L'ensemble est à première vue sympathique car bien réalisé. Rendons justice aux costumiers, accessoiristes et décorateurs : à mes yeux, l'ambiance y est et c'est du bon travail. Le jeu d'acteur n'est pas mauvais non plus, mais sans trop de relief. Régulièrement toutefois fleurissent nombres de remarques si l'on est logique ou si l'on connaît un peu le monde médiéval et la légende du justicier de Sherwood. L'œil de l'historien ne manquera pas de remarquer ça et là des erreurs et anachronismes plus ou moins visibles et plus ou moins risibles. Des casques sensés apparaître un siècle plus tard, les fameuses barges de débarquement françaises, l'emploi étrange du français et de l'anglais, le nombre effarant de cavaliers dans l'armée anglaise, l'absence de réalisme politique et territorial, etc... tout ceci fait grincer des dents et lever les sourcils. Les batailles sont mises en scène sans grand relief et sans grande intelligence, ce qui est triste quand on compare la maetria de Ridley Scott dans les combats de Gladiator et Kingdom of Heaven. Seul le sac de Nottingham mérite le coup d'oeil, pour sa vérité crue. Autrement, tout soudard opposé aux gentils est un pauvre type simplement voué à mourir ou à se rendre, que ses adversaires soient d'autres soudards, des archers, des femmes sans entraînement militaire ou des enfants fugueurs malades et sous-alimentés.
Le film ne dit ni ne montre l'Histoire véritable de l'époque, si complexe : elle est ici simplifiée, torturée et manipulée.

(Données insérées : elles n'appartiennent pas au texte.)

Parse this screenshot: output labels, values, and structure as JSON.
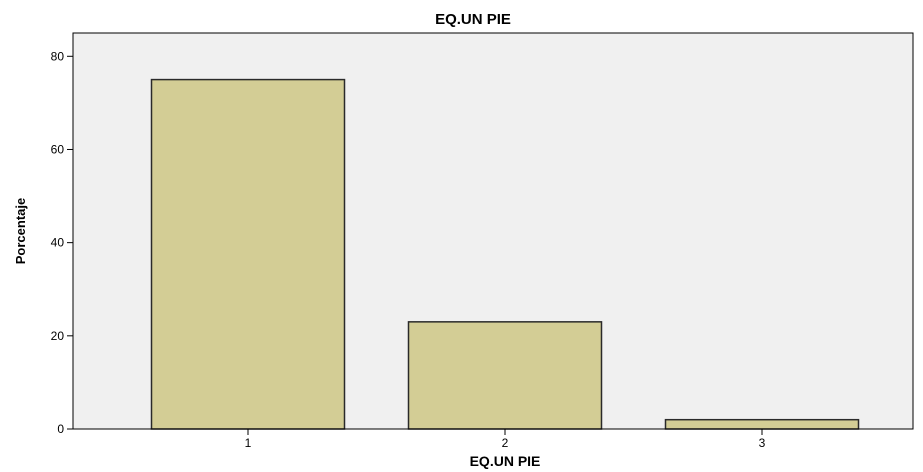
{
  "chart_data": {
    "type": "bar",
    "title": "EQ.UN PIE",
    "xlabel": "EQ.UN PIE",
    "ylabel": "Porcentaje",
    "categories": [
      "1",
      "2",
      "3"
    ],
    "values": [
      75,
      23,
      2
    ],
    "ylim": [
      0,
      85
    ],
    "yticks": [
      0,
      20,
      40,
      60,
      80
    ],
    "yticklabels": [
      "0",
      "20",
      "40",
      "60",
      "80"
    ],
    "grid": false,
    "legend": "none",
    "colors": {
      "bar_fill": "#d3cd95",
      "bar_stroke": "#2a2a2a",
      "plot_background": "#f0f0f0",
      "axis": "#000000"
    }
  }
}
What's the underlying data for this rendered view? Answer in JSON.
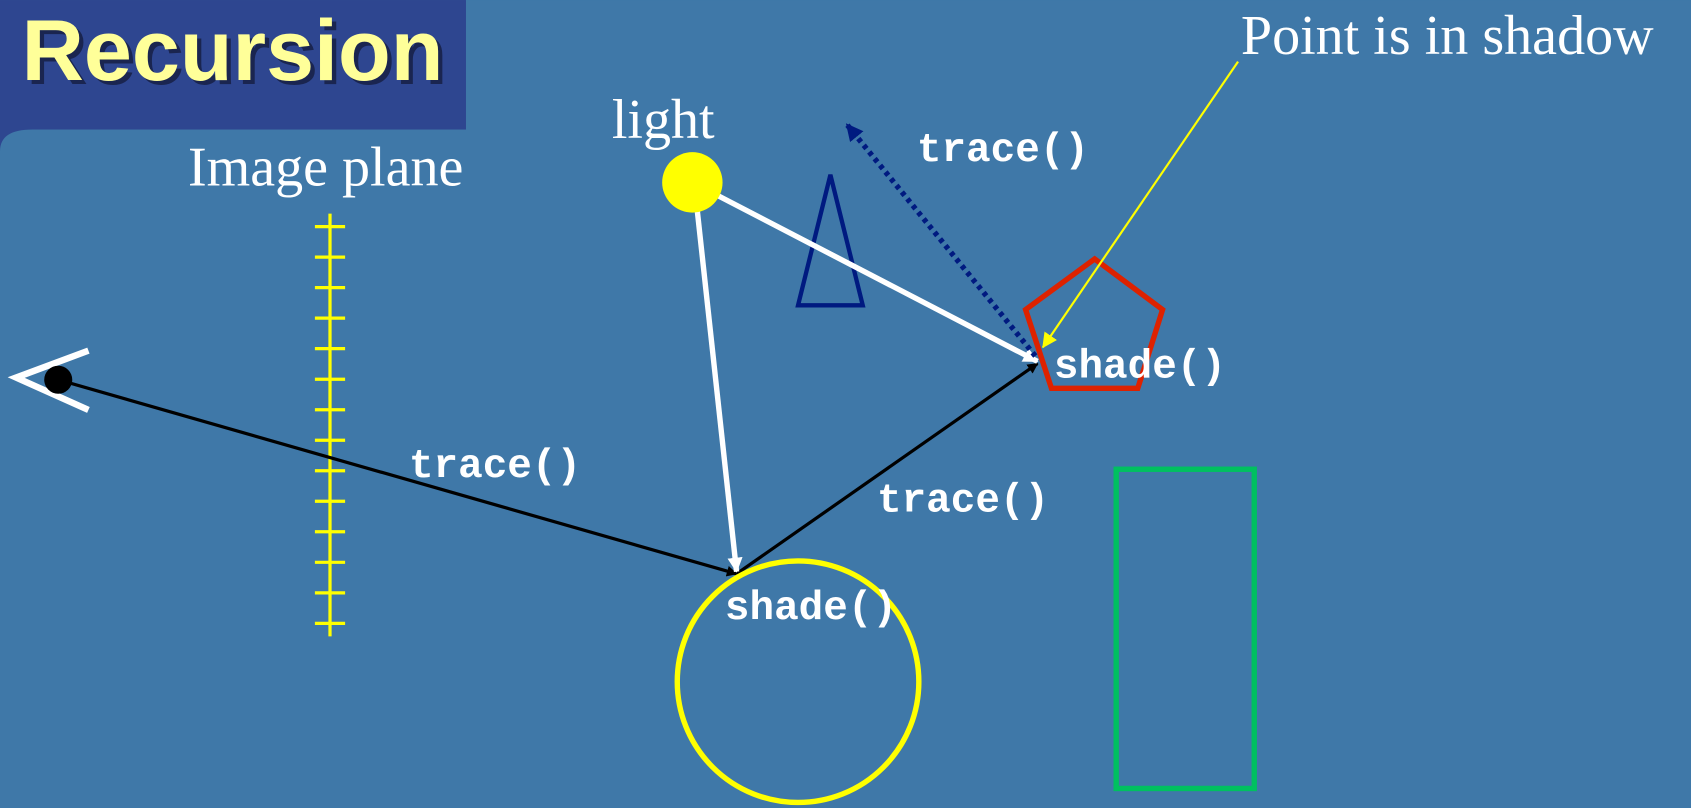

Rien ne filtre de l'étendue des possessions anglaises en France, âprement défendues par Richard Coeur de Lion, moins roi anglais que puissant prince féodal français rebelle. Après sa mort, effectivement venue en 1199 d'un carreau d'arbalète lors d'un siège, mais surtout de l'infection qui suivit, son frère Jean sans terre lui succède. Celui-ci est effectivement et unanimement détesté pour sa politique fiscale terrible et sa cruauté envers ses propres sujets. Le Roi de France Philippe II Auguste part à la conquête des possessions territoriales anglaises et défait les contre-attaques (juillet 1214 : la Roche-aux-moines, Bouvines). Puis, son fils Louis, futur Louis VIII le Lion, est proclamé Roi d'Angleterre par nombre de barons anglais. Il débarque victorieusement en Angleterre et occupe Londres et tout le sud et l'est du pays en 1216. La mort de Jean sans Terre provoque une révolte générale contre les Français, battus avec leurs alliés à Lincoln. Le prince et son corps expéditionnaire rembarquent en 1217 du fait du manque de renforts et de la perte du contrôle de la Manche après la bataille navale des Cinq-îles. Voilà un bref résumé de l'Histoire du temps.
On imagine donc mal une armée purement anglaise en campagne en France sous le roi Richard : ses sujets français, eux-mêmes plus nombreux que tout le peuple anglais, suffisaient sans doute amplement. Et imaginez-vous franchement voir Londres occupée par les troupes françaises dans un film américain ou britannique ? Personnellement, j'en doute, surtout s'il s'agit d'une superproduction comme celle-ci. Comment donc rester de glace devant les relents de bons sentiments et de chauvinisme anglo-saxon ? Le monde britannique est donc encore et toujours à l'honneur... Mais de manière tellement niaise qu'on se surprend à ricaner quand des paysans anglais sont mis à la boucane par une soldatesque française pillarde, paillarde et pochtrone comme elle se doit d'être. Le film m'apparaît donc comme une parodie de son propre genre virant à la farce tant la crédibilité historique est mise à mal. Une véritable désinformation est distillée pour peu qu'il n'y ait aucune réflexion du spectateur moyen, celui-ci ayant l'impression de regarder, de bonne foi, ce qui semble être un authentique film historique. Les bons Anglais sont des victimes assoiffées de liberté opposés à un roitelet tyrannique et à nous autres Français, qui entrons dans le rôle du cochon de soudard manipulateur, cruel mais trop idiot pour tenir une épée. Rappellons au passage que les exations de la troupe de Godfroy dans le film sont un écho aux dévastations du nord de l'Angleterre par les troupes du Roi Jean en personne, qui n'eut pas besoin d'écorcheurs français, merci bien.
Certes, il s'agit d'un divertissement, mais il y a une limite à tout : quitte à faire rire, autant instruire. Ce dont le film n'a cure. Disons alors que cette comédie guerrière en costume n'est pas sérieuse. Bien réalisé mais mal pensé et trop orienté, ce Robin des Bois est surtout à prendre au troisième degré. Divertissant, ni plus, ni moins.